Navitas Alpha Renewables Raises 7 Crore Funding in Seed Round

Highlights :

  • Gujarat-based solar module manufacturer Navitas Solar’s subsidiary company & a solar EVA manufacturer, Navitas Alpha Renewables Private Limited (NARPL) has raised seven crores of funding in its seed funding.
  • NARPL raised this funding from a Gujarat-based investment advisory firm Niveshaay with the participation of Madhusudan Sarda, IVY Growth Associates, and others.
Navitas Alpha Renewables Raises 7 Crore Funding  in Seed Round

Gujarat-based solar module manufacturer Navitas Solar’s Subsidiary company & a solar EVA manufacturer, Navitas Alpha Renewables Private Limited (NARPL) has raised 7 crores worth funding in its seed funding. NARPL raised this funding from a Gujarat-based investment advisory firm Niveshaay with the participation of Madhusudan Sarda, IVY Growth Associates, and others.

According to the company, fresh funds will be invested to add incremental capacity and strengthen the company’s R&D initiatives. In addition, the company will increase testing capabilities and enhance the value proposition of its product using some of the funds. To acquire a competitive edge in the market, NARPL will also work on novel goods such as POE encapsulants at the same time.

Akshay Agarwal, Director of NARPL, commented on the successful fundraising, “At this early stage of NARPL’s journey, it is an honor to have the support of such powerful and like-minded investors. Along with our current investors, Niveshaay’s support will help us take advantage of the opportunity and establish ourselves as an industry leader.”

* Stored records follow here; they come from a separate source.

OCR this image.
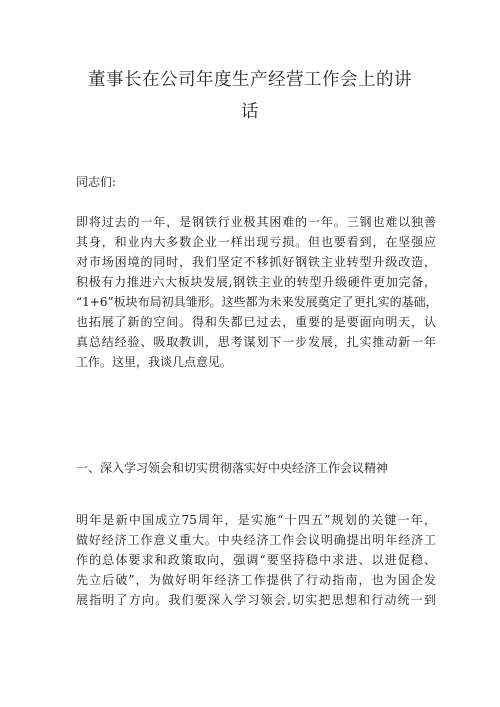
董事长在公司年度生产经营工作会上的讲
话
同志们:
即将过去的一年，是钢铁行业极其困难的一年。三钢也难以独善
其身，和业内大多数企业一样出现亏损。但也要看到，在坚强应
对市场困境的同时，我们坚定不移抓好钢铁主业转型升级改造，
积极有力推进六大板块发展,钢铁主业的转型升级硬件更加完备，
“1+6”板块布局初具雏形。这些都为未来发展奠定了更扎实的基础，
也拓展了新的空间。得和失都已过去，重要的是要面向明天，认
真总结经验、吸取教训，思考谋划下一步发展，扎实推动新一年
工作。这里，我谈几点意见。
一、深入学习领会和切实贯彻落实好中央经济工作会议精神
明年是新中国成立75周年，是实施“十四五”规划的关键一年，
做好经济工作意义重大。中央经济工作会议明确提出明年经济工
作的总体要求和政策取向，强调“要坚持稳中求进、以进促稳、
先立后破”，为做好明年经济工作提供了行动指南，也为国企发
展指明了方向。我们要深入学习领会,切实把思想和行动统一到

The founder of Niveshaay, Arvind Kothari, offered the following assessment of the investment “Given the immense potential of the renewables sector and the NARPL team’s unrelenting pursuit of success, this investment seems an appropriate approach to promote India’s transition to sustainable energy. Niveshaay is thrilled to assist the NARPL team in taking advantage of the expanding solar market in the nation.”

Recently, NARPL had entered into a technological relationship and signed an MOU that enabled the company to jointly design a manufacturing technology that is more effective and less expensive than current options. This boost will aid the company’s future growth, along with its R&D expenditures.